The Scariest Ride in the Amusement Park

TIED-TO-A-CHAIR SCREAMING DEPARTMENT

When I meet someone new and tell them I write horror movies I get one of two reactions. Either the person is a fan of horror and gets really excited and wants to talk shop, or I get a look from them like I just said, "I work in pornography and I'm interested in photographing your sister naked."

It's generally one or the other extreme. In fact, it's gotten to the point where I tell people I meet for the first time who want to know about my writing that "I write lots of different genres -- and right now I happen to be writing a horror movie."

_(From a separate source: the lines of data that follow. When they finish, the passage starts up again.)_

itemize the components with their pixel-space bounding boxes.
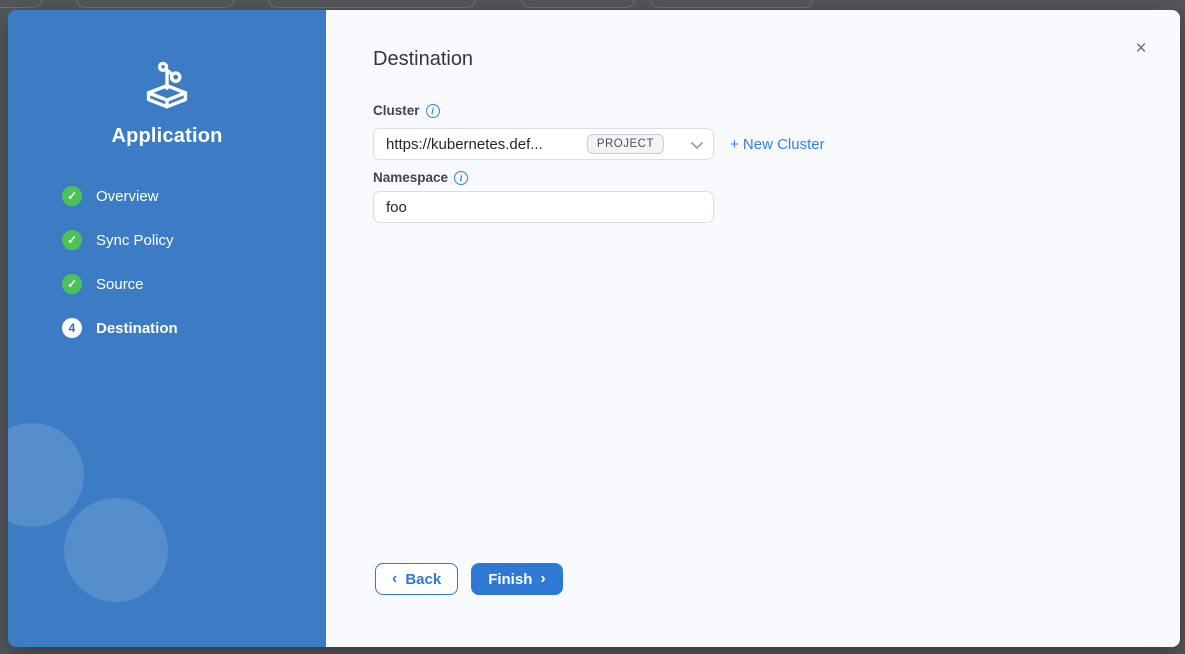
background-card-outline: [650, 0, 813, 8]
namespace-input[interactable]: [373, 191, 714, 223]
page-title: Destination: [373, 48, 473, 71]
back-button-label: Back: [405, 571, 441, 588]
wizard-sidebar: Application ✓ Overview ✓ Sync Policy ✓ S…: [8, 10, 326, 647]
new-cluster-link[interactable]: + New Cluster: [730, 128, 825, 160]
namespace-label-row: Namespace i: [373, 170, 468, 185]
cluster-label-row: Cluster i: [373, 103, 440, 118]
chevron-right-icon: ›: [540, 571, 545, 587]
step-overview[interactable]: ✓ Overview: [62, 174, 316, 218]
chevron-left-icon: ‹: [392, 571, 397, 587]
namespace-label: Namespace: [373, 170, 448, 185]
application-wizard-modal: Application ✓ Overview ✓ Sync Policy ✓ S…: [8, 10, 1180, 647]
finish-button-label: Finish: [488, 571, 532, 588]
cluster-select[interactable]: https://kubernetes.def... PROJECT: [373, 128, 714, 160]
wizard-title: Application: [8, 125, 326, 148]
close-icon[interactable]: ×: [1132, 39, 1150, 57]
step-label: Destination: [96, 320, 178, 337]
wizard-buttons: ‹ Back Finish ›: [375, 563, 563, 595]
step-destination[interactable]: 4 Destination: [62, 306, 316, 350]
chevron-down-icon: [691, 136, 704, 149]
application-box-icon: [8, 60, 326, 110]
background-card-outline: [0, 0, 42, 8]
background-card-outline: [268, 0, 476, 8]
info-icon[interactable]: i: [454, 171, 468, 185]
back-button[interactable]: ‹ Back: [375, 563, 458, 595]
finish-button[interactable]: Finish ›: [471, 563, 563, 595]
destination-panel: × Destination Cluster i https://kubernet…: [326, 10, 1180, 647]
step-complete-icon: ✓: [62, 230, 82, 250]
cluster-value: https://kubernetes.def...: [386, 136, 587, 153]
project-badge: PROJECT: [587, 134, 664, 154]
background-card-outline: [76, 0, 234, 8]
step-complete-icon: ✓: [62, 274, 82, 294]
step-label: Source: [96, 276, 144, 293]
step-label: Sync Policy: [96, 232, 174, 249]
info-icon[interactable]: i: [426, 104, 440, 118]
step-label: Overview: [96, 188, 159, 205]
step-complete-icon: ✓: [62, 186, 82, 206]
step-source[interactable]: ✓ Source: [62, 262, 316, 306]
step-sync-policy[interactable]: ✓ Sync Policy: [62, 218, 316, 262]
step-number-icon: 4: [62, 318, 82, 338]
cluster-label: Cluster: [373, 103, 420, 118]
background-card-outline: [521, 0, 635, 8]
wizard-steps: ✓ Overview ✓ Sync Policy ✓ Source 4: [62, 174, 316, 350]
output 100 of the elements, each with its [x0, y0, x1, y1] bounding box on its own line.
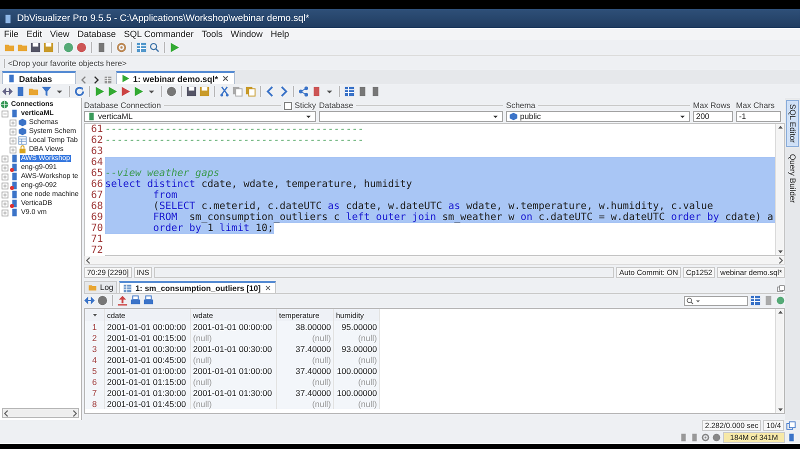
result-tab[interactable]: 1: sm_consumption_outliers [10]: [119, 281, 276, 293]
menu-item[interactable]: View: [50, 29, 70, 39]
table-cell: 2001-01-01 00:00:00: [105, 321, 191, 332]
menu-item[interactable]: Edit: [26, 29, 42, 39]
sort-icon[interactable]: [92, 312, 98, 318]
window-icon[interactable]: [786, 420, 796, 430]
close-icon[interactable]: [264, 284, 272, 292]
expand-icon[interactable]: [9, 136, 17, 144]
expand-icon[interactable]: [1, 208, 9, 216]
filter-field[interactable]: [684, 296, 748, 306]
link-arrows-icon[interactable]: [84, 295, 95, 306]
down-arrow-icon[interactable]: [776, 406, 784, 413]
stop-icon[interactable]: [166, 86, 177, 96]
restore-icon[interactable]: [777, 285, 785, 293]
printer-icon[interactable]: [143, 295, 154, 306]
connection-dropdown[interactable]: verticaML: [84, 111, 316, 122]
save-icon[interactable]: [186, 86, 197, 96]
sticky-checkbox[interactable]: [284, 102, 292, 110]
refresh-icon[interactable]: [74, 86, 85, 96]
expand-icon[interactable]: [1, 182, 9, 190]
printer-icon[interactable]: [130, 295, 141, 306]
row-number: 5: [85, 365, 105, 376]
line-number: 67: [85, 190, 105, 201]
result-tab[interactable]: Log: [84, 281, 118, 293]
field-label: Max Chars: [736, 101, 775, 110]
menu-item[interactable]: File: [4, 29, 19, 39]
schema-dropdown[interactable]: public: [506, 111, 690, 122]
code-line: select distinct cdate, wdate, temperature, humidity: [105, 179, 414, 190]
code-line: --view weather gaps: [105, 168, 220, 179]
code-line: (SELECT c.meterid, c.dateUTC as cdate, w.dateUTC as wdate, w.temperature, w.humidity, c.value: [152, 201, 714, 212]
field-label: Database: [319, 101, 354, 110]
table-cell: (null): [191, 398, 277, 409]
link-arrows-icon[interactable]: [2, 86, 13, 96]
app-icon: [3, 14, 13, 24]
database-dropdown[interactable]: [319, 111, 503, 122]
field-label: Schema: [506, 101, 536, 110]
close-icon[interactable]: [221, 74, 230, 83]
expand-icon[interactable]: [1, 172, 9, 180]
table-cell: 37.40000: [277, 343, 334, 354]
stop-icon[interactable]: [712, 433, 722, 442]
code-line: FROM sm_consumption_outliers c left outer join sm_weather w on c.dateUTC = w.dateUTC order by cdate) a: [152, 212, 774, 223]
table-cell: (null): [191, 332, 277, 343]
side-tab[interactable]: Query Builder: [786, 150, 799, 207]
table-cell: 2001-01-01 00:00:00: [191, 321, 277, 332]
checkbox-label: Sticky: [294, 101, 316, 110]
search-icon[interactable]: [149, 42, 160, 53]
databases-tab[interactable]: Databas: [2, 71, 76, 84]
table-cell: 2001-01-01 01:00:00: [191, 365, 277, 376]
table-cell: (null): [277, 354, 334, 365]
expand-icon[interactable]: [1, 164, 9, 172]
row-number: 1: [85, 321, 105, 332]
expand-icon[interactable]: [9, 128, 17, 136]
table-cell: (null): [334, 376, 380, 387]
expand-icon[interactable]: [9, 118, 17, 126]
menu-item[interactable]: Help: [270, 29, 290, 39]
max-chars-field[interactable]: -1: [736, 111, 781, 122]
stop-icon[interactable]: [97, 295, 108, 306]
table-cell: 2001-01-01 00:15:00: [105, 332, 191, 343]
table-cell: 2001-01-01 00:45:00: [105, 354, 191, 365]
code-line: -------------------------------------------: [105, 124, 365, 135]
share-icon[interactable]: [298, 86, 309, 96]
table-cell: (null): [334, 398, 380, 409]
expand-icon[interactable]: [1, 154, 9, 162]
expand-icon[interactable]: [1, 200, 9, 208]
table-cell: (null): [277, 376, 334, 387]
menu-item[interactable]: SQL Commander: [124, 29, 194, 39]
table-cell: 37.40000: [277, 387, 334, 398]
paste-icon[interactable]: [245, 86, 256, 96]
export-icon[interactable]: [117, 295, 128, 306]
table-cell: (null): [191, 376, 277, 387]
editor-tab[interactable]: 1: webinar demo.sql*: [116, 71, 236, 84]
table-cell: 2001-01-01 01:45:00: [105, 398, 191, 409]
down-arrow-icon[interactable]: [776, 248, 784, 255]
table-cell: 100.00000: [334, 365, 380, 376]
up-arrow-icon[interactable]: [776, 124, 784, 131]
menu-item[interactable]: Database: [77, 29, 116, 39]
max-rows-field[interactable]: 200: [693, 111, 733, 122]
menu-item[interactable]: Window: [230, 29, 263, 39]
field-label: Max Rows: [693, 101, 730, 110]
window-icon[interactable]: [104, 76, 112, 84]
sql-editor[interactable]: [84, 123, 785, 256]
save-icon[interactable]: [30, 42, 41, 53]
table-cell: 2001-01-01 01:15:00: [105, 376, 191, 387]
field-label: Database Connection: [84, 101, 161, 110]
line-number: 69: [85, 212, 105, 223]
grid-icon[interactable]: [136, 42, 147, 53]
line-number: 66: [85, 179, 105, 190]
line-number: 65: [85, 168, 105, 179]
side-tab[interactable]: SQL Editor: [786, 100, 799, 147]
table-cell: 38.00000: [277, 321, 334, 332]
grid-view-icon[interactable]: [750, 295, 761, 306]
up-arrow-icon[interactable]: [776, 309, 784, 316]
expand-icon[interactable]: [9, 146, 17, 154]
cut-icon[interactable]: [219, 86, 230, 96]
menu-item[interactable]: Tools: [202, 29, 223, 39]
gear-icon[interactable]: [701, 433, 710, 442]
search-icon: [686, 296, 694, 304]
table-cell: 2001-01-01 01:00:00: [105, 365, 191, 376]
expand-icon[interactable]: [1, 190, 9, 198]
play-icon[interactable]: [169, 42, 180, 53]
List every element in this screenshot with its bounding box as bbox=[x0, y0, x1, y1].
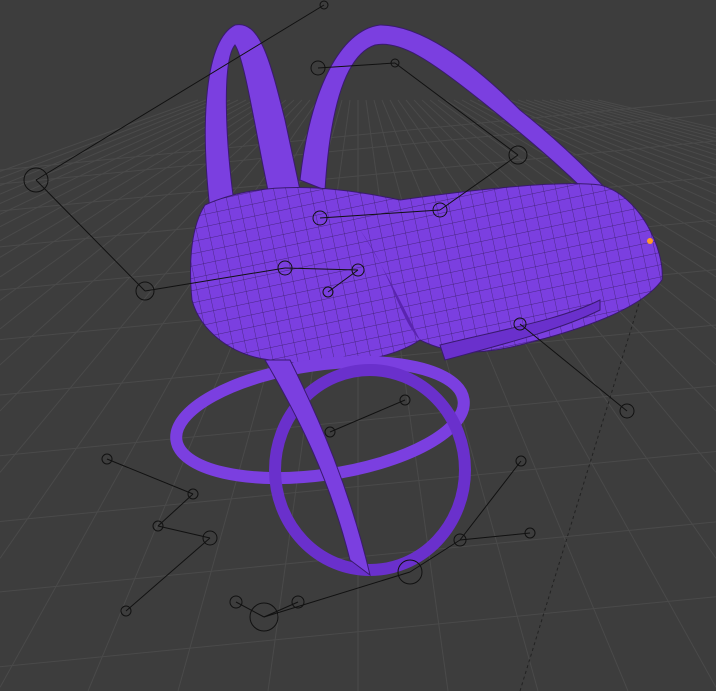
axis-line bbox=[519, 299, 641, 691]
bone[interactable] bbox=[157, 525, 211, 539]
3d-viewport[interactable] bbox=[0, 0, 716, 691]
grid-line bbox=[0, 99, 223, 195]
bone[interactable] bbox=[329, 399, 406, 433]
lower-loop-1[interactable] bbox=[169, 345, 471, 494]
bone[interactable] bbox=[106, 458, 194, 495]
bone[interactable] bbox=[459, 532, 531, 541]
grid-line bbox=[0, 99, 239, 215]
viewport-canvas[interactable] bbox=[0, 0, 716, 691]
grid-line bbox=[0, 99, 215, 187]
bone[interactable] bbox=[35, 179, 146, 292]
bone[interactable] bbox=[263, 571, 411, 618]
selected-vertex[interactable] bbox=[647, 238, 653, 244]
bone[interactable] bbox=[519, 323, 628, 412]
mesh-object[interactable] bbox=[169, 24, 663, 577]
bone[interactable] bbox=[317, 62, 396, 69]
bone[interactable] bbox=[125, 537, 211, 612]
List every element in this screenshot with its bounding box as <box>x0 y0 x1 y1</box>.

They still grimace a bit, so I usually add -- "don't worry, it's not like Saw or Hostel, it's more like Gremlins, you know, old school."

What I'm telling them is true. My preferred genre is horror comedy. But I still feel like I am betraying myself. Why do I have to apologize for writing something I love?

I'm not sure why, but evil stuff seems to flow from my hands when I sit at the computer. I was recently asked to take a plot synopsis that was relatively tame and fill it with creative, nasty stuff so it could become a more convincing horror movie.

It only took me two hours to come up with seven pages of screaming, bloody, mayhem.

The stuff was so nasty, in fact, that at one point during the writing I had a strange moment where I felt sorry for the characters in the film -- as if they were inhabiting an alternate universe and I was the cruel hand of fate, twisting their pleasant lives into excruciating misery.

But man, was it fun!

It's not the only area of my life where I experience this kind of thing:

My favorite music? Heavy metal.

My favorite sport? Cage fighting.

You get the idea.

For better or for worse, I lack the patience to try and convince naysayers why horror should be a respected genre. I could link horror to Greek theater or French Grand Guignol. I could remind them that Edgar Allen Poe was a horror writer and that Alfred Hitchcock and Stanley Kubrick made horror movies. If I was feeling particularly adventurous, I could spin out some half baked theory about fear and repression and the mediating role of horror movies in relation to the greater horrors of society. Strange, isn't it, that the "guy being tortured in a chair" genre came into vogue around the same time that pictures from Iraqi prisons started showing up in the media?

But the best defense -- or explanation -- for why I write horror comes from Eli Roth, whom I heard speak at the Fangoria during the summer. "I want to make the scariest ride in the amusement park."

That blows away every academic explanation of horror that I've ever heard -- from present day to the ancient Greeks.

"I make the rides that make you puke," Roth added.

In terms of my own writing, I'm not out to make anyone puke, but it's a great analogy. I strive for my own stories to be amusement park rides, more in line with the funhouse than the rollercoaster. And not the Haunted Mansion style funhouse at Disney World, but the kind that gets pulled behind an 18-wheeler and is filled with tattooed snake women and is run by a snaggle-toothed carny with a Megadeth shirt and a sledgehammer.

The scariest ride in the amusement park? Maybe not. But one helluva ride.